Peter Mullen’s Book review
Sceptic at Large by Roger Helmer (Bretwalda Books) £9.99 ISBN 978-1-907791-20-8
Roger Helmer stands out like a Robin among sparrows in the general mess of bland and characterless politicians. He has been a member of the Conservative group in the European Parliament since 1999. This lively, cheerful and entertaining book is an outline of some of Helmer’s vigorous personal campaigns against the consensus politics of the great majority of MPs and MEPs who seem concerned with very little apart from their self-preservation. But Roger has his head above the parapet permanently and it is a miracle that he has not had it shot off a dozen times before now.
He is no mere rabble-rouser or maverick for the perverse pleasure of being the only one out of step. On all the issues which engage him, he is logical, rational and highly informed. On the universal fantasy of global warming, for instance, he deals in facts and plain speaking:
“Is global warming happening? No. The world has got slightly cooler over the last ten years and the rate of cooling is accelerating.”
Even if global warming were happening, would the energy policies of the Coalition do anything to mitigate it?
“No. We are pouring truckloads of money into a doomed project and causing huge damage to ourselves, to European economies and to our children and grandchildren.”
He is forthright on the position of the Conservative party in the Coalition: “If the Conservative party has ceased to be conservative, what exactly is the point of it?”
As for rampant political correctness – the totalitarianism-lite under which we are now ruled, Helmer protests against the issue by the EU of three million diaries listing the feast days of Islam, Sikhism and Hinduism but with no mention of Christmas or Easter. He rightly sees it as preposterous that Europe, which was founded on Christianity, should make no mention of its major festivals.
The EU is a shambles of inefficiency and corruption and its current policies will do nothing to resolve the biggest financial crisis since the great crash of 1929:
“The Greek bale-out is under a cloud. The Germans hate it. The funds being poured into it might keep Greece out of hock for a year or two, but if they have to cover Portugal or Spain as well, they’ll soon run out.”
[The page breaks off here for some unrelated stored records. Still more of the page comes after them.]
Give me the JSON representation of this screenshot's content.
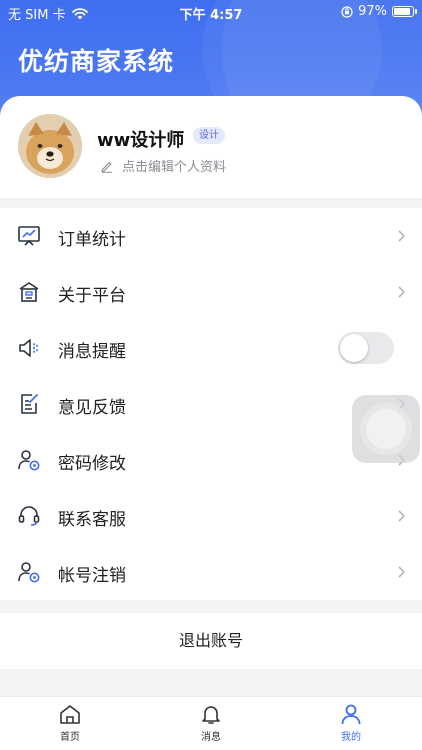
{
  "status_bar": {
    "carrier": "无 SIM 卡",
    "time": "下午 4:57",
    "battery_percent": "97%",
    "battery_level": 0.97
  },
  "app": {
    "title": "优纺商家系统"
  },
  "profile": {
    "username": "ww设计师",
    "role": "设计",
    "edit_hint": "点击编辑个人资料"
  },
  "menu": {
    "items": [
      {
        "label": "订单统计",
        "icon": "chart-board-icon"
      },
      {
        "label": "关于平台",
        "icon": "building-icon"
      },
      {
        "label": "消息提醒",
        "icon": "speaker-icon",
        "toggle": false
      },
      {
        "label": "意见反馈",
        "icon": "feedback-edit-icon"
      },
      {
        "label": "密码修改",
        "icon": "user-settings-icon"
      },
      {
        "label": "联系客服",
        "icon": "headset-icon"
      },
      {
        "label": "帐号注销",
        "icon": "user-settings-icon"
      }
    ]
  },
  "logout_label": "退出账号",
  "tabs": [
    {
      "label": "首页",
      "icon": "home-icon"
    },
    {
      "label": "消息",
      "icon": "bell-icon"
    },
    {
      "label": "我的",
      "icon": "user-icon",
      "active": true
    }
  ],
  "colors": {
    "brand": "#3f6ef0",
    "text": "#222222",
    "muted": "#8a8d93",
    "badge_bg": "#e6e9fb"
  }
}
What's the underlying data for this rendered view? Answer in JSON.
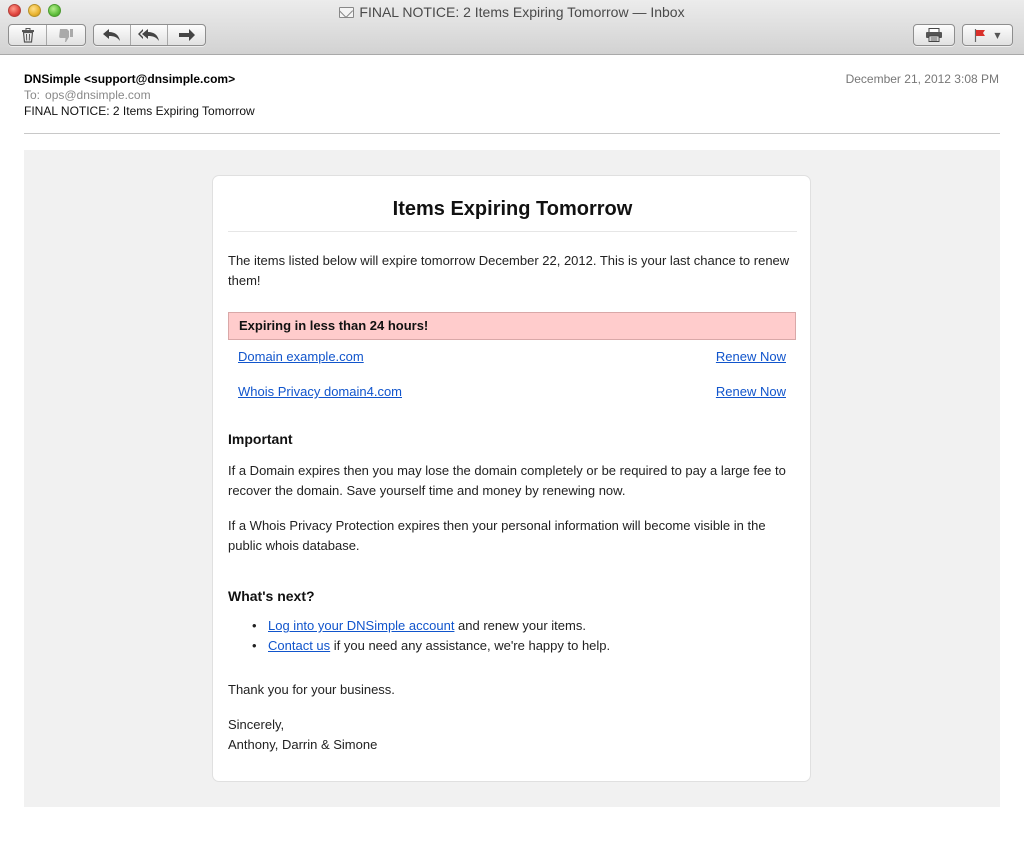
{
  "window": {
    "title": "FINAL NOTICE: 2 Items Expiring Tomorrow — Inbox",
    "toolbar": {
      "delete_icon": "trash-icon",
      "junk_icon": "thumbs-down-icon",
      "reply_icon": "reply-arrow-icon",
      "reply_all_icon": "reply-all-arrow-icon",
      "forward_icon": "forward-arrow-icon",
      "print_icon": "printer-icon",
      "flag_icon": "red-flag-icon"
    }
  },
  "header": {
    "from": "DNSimple <support@dnsimple.com>",
    "to_label": "To:",
    "to": "ops@dnsimple.com",
    "subject": "FINAL NOTICE: 2 Items Expiring Tomorrow",
    "date": "December 21, 2012 3:08 PM"
  },
  "email": {
    "title": "Items Expiring Tomorrow",
    "intro": "The items listed below will expire tomorrow December 22, 2012. This is your last chance to renew them!",
    "alert": "Expiring in less than 24 hours!",
    "items": [
      {
        "name": "Domain example.com",
        "action": "Renew Now"
      },
      {
        "name": "Whois Privacy domain4.com",
        "action": "Renew Now"
      }
    ],
    "important_heading": "Important",
    "important_p1": "If a Domain expires then you may lose the domain completely or be required to pay a large fee to recover the domain. Save yourself time and money by renewing now.",
    "important_p2": "If a Whois Privacy Protection expires then your personal information will become visible in the public whois database.",
    "next_heading": "What's next?",
    "next_items": [
      {
        "link": "Log into your DNSimple account",
        "text": " and renew your items."
      },
      {
        "link": "Contact us",
        "text": " if you need any assistance, we're happy to help."
      }
    ],
    "thanks": "Thank you for your business.",
    "sincerely": "Sincerely,",
    "signers": "Anthony, Darrin & Simone"
  },
  "colors": {
    "link": "#1155cc",
    "alert_bg": "#ffcccc",
    "body_bg": "#f1f1f1"
  }
}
And while the Labour party, the trades unions and the left-wing newspapers are screaming about the “harsh cuts,” the government is still borrowing £millions every day. There is a general refusal to face up to the severity of Britain’s financial predicament:
“One of my very distinguished and well-known colleagues suggested to me that it is no longer daft to think of keeping a suitcase of cash under the bed. But which currency – and which bed?”
Here is a man who has seen from very close quarters for twelve years how the EU operates its colossal fraud on European nation states and their people. Roger Helmer concludes:
“Each new EU treaty transferred more powers to Europe. It took years in the European Parliament to convince me that the EU was beyond reform and that it deserves to be put out of its misery. The EU bus is going towards ever-closer union. We can either go along or get off.”
This is a scintillating book with not a single dull paragraph.